Никита Астахов, создатель и руководитель театра «Глас», накануне православной Пасхи и своего 70-летнего юбилея рассказал «Известиям» о том, чем отличается «духовный театр» от обычного.
— В Светлый понедельник в театре «Глас» — спектакль «Светлое воскресение». Вы играете спектакль-размышление на основе «Выбранных мест из переписки с друзьями» Гоголя с 1989 года — и современные зрители раскупают билеты?
— Мы открыли театр с этим спектаклем, это краеугольный камень нашего репертуара. Там впервые со сцены звучат отрывки из Евангелия от Иоанна, церковные песнопения и текст из «Очерков по истории русской святости» Иоанна Кологривова. В конце звучит «Отче наш» — в прошлые годы зал всегда вставал на время молитвы. С 1989 года зритель изменился, теперь на молитву не встают — это режет глаз. Но сколько сил будет, мы будем сохранять этот спектакль, хотя теперь играем раз в году. Билеты всегда раскупаются — ведь у нас всего 70 мест в зале. Тем более у нас за эти годы появился свой зритель, в том числе православные люди, которые не ходят в другие театры. Это трудный спектакль, созданный не для развлечения. Для веселья у нас есть другие, легкие постановки.
— Ваши спектакли адресованы воцерковленной или обычной московской аудитории?
— Сначала к нам ходили воцерковленные пожилые зрители, и они продолжают ходить. Но за последние лет пять стали появляться люди, не близкие Церкви, но ориентированные на театр. Им интересно узнать, что такое духовный театр, чем он отличается от других. В последние 2–3 года наш зал стал очень молодежным. Оказывается, молодым интересны темы вечной жизни и смерти.
— Чем духовный театр отличается от других?
— Цель такого театра 25 лет назад я сформулировал как воцерковление мышления зрительного зала. Тогда мне ответили: это не ваше дело, это дело Церкви. Конечно, я понял, что нам будет трудно, но мы по сей день занимаемся воцерковлением зала.
— Возможно ли кого-то, скептически настроенного по отношению к Русской православной церкви, переубедить?
— Возможно. Например, у нас есть спектакль «Раб Божий Николай»: первая часть по «Старосветским помещикам», вторая — о том, как умерли Афанасий Иванович и Пульхерия Ивановна, на основе «Мытарств Преподобной Феодоры» (православный памятник XI века, рассказывающий о посмертных испытаниях души. — «Известия»). О 20 мытарствах рассказываем за 15 минут. Молодежи в зале вроде должна бы нравиться первая часть, где украинские пляски, смех, юмор. Но оказывается, что наибольший интерес вызывает именно перечисление всех грехов — сребролюбие, воровство, убийство и т.п. Однажды человек лет тридцати после спектакля подошел ко мне и сказал: «Я и не знал, что существует содомский грех» (то есть гомосексуализм). Я так понял, что он страдает этим грехом, но впервые об этом задумался, а до того такой возможности у него не было: он ни в церковь не ходил, ни родители ему не объясняли. Это огромная работа театра, если хоть с одним человеком это произошло.
— Следите ли вы за московской театральной жизнью?
— Я живу довольно уединенной жизнью, трудной и интересной. Так что в театры хожу редко. Но даже на эпатажные постановки, как «Идеальный муж» Константина Богомолова, случись возможность, пошел бы из профессионального интереса. Мне может что-то не понравиться, но я не стою на месте, постоянно ищу новые выразительные средства. Воздействовать на зал можно разными способами, можно довести до болезненного шока, но я всегда сначала думаю о том, полезно ли это человеку.

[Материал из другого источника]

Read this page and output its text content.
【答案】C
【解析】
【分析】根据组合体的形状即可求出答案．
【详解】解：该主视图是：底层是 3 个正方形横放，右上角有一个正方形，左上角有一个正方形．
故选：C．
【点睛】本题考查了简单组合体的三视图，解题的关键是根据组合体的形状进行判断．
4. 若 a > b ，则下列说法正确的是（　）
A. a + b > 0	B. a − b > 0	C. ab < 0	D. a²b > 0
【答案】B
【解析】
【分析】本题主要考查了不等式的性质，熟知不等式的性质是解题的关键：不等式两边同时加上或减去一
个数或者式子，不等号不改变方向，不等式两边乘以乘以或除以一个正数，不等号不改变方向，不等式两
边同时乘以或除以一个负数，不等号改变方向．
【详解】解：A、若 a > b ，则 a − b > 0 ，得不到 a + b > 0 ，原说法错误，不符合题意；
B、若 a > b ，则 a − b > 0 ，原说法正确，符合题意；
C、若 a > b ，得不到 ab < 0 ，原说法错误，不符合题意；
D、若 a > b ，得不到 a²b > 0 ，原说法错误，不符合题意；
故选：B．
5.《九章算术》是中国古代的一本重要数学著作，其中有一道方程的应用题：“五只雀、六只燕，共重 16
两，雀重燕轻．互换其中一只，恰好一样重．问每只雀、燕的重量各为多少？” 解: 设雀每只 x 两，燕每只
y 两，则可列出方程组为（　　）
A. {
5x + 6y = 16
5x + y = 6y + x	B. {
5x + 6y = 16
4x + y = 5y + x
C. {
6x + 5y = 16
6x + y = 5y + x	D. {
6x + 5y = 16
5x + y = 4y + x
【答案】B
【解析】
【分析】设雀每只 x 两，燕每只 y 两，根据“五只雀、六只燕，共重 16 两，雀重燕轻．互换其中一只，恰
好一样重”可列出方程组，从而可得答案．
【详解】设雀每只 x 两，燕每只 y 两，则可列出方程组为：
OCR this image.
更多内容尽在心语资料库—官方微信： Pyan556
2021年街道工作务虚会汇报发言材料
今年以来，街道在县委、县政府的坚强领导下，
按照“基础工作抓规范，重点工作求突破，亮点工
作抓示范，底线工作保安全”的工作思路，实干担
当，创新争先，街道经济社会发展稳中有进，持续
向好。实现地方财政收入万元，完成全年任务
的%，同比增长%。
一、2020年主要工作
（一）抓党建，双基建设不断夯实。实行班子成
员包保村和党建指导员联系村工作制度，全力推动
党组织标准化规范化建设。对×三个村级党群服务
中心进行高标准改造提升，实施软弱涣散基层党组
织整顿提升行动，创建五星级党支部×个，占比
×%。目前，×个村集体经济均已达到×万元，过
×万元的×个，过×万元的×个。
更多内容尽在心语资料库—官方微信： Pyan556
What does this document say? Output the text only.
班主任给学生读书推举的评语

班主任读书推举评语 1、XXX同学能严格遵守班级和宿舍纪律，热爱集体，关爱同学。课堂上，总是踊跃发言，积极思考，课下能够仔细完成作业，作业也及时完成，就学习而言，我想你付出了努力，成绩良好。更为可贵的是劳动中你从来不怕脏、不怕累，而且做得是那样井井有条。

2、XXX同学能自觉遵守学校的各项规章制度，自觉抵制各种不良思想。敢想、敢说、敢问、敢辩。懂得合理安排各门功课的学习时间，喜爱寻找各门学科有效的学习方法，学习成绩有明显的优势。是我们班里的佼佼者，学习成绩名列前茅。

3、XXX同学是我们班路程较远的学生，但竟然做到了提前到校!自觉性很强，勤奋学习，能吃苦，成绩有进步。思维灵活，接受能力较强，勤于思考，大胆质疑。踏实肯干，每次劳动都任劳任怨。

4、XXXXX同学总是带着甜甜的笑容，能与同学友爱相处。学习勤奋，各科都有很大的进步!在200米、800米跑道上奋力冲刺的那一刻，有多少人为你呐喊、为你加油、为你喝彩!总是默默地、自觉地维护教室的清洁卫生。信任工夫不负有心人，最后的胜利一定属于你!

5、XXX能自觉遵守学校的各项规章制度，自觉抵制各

— Сейчас много говорят об антицерковных настроениях в обществе.
— Антихристианский фронт существует с рождения Господа нашего Иисуса Христа. Так что нет ничего нового в современных антицерковных настроениях. Например, многие люди относятся к нашему театру недружелюбно, поэтому уже 16-й год после постановления правительства Москвы не строится наше здание. 150 млн рублей вложили в землю, а мы четыре года платим за аренду, чтобы удержать репертуар и сохранить театр! Я уже два письма Путину написал. Люди несут крест — играют спектакли, выполняют план на зарплатах в 15 тыс. рублей. Силы, которые не хотят, чтобы в Москве был единственный в мире духовный театр, — это и есть антихристианский фронт.
— Считаете ли вы, что России нужен закон о защите чувств верующих?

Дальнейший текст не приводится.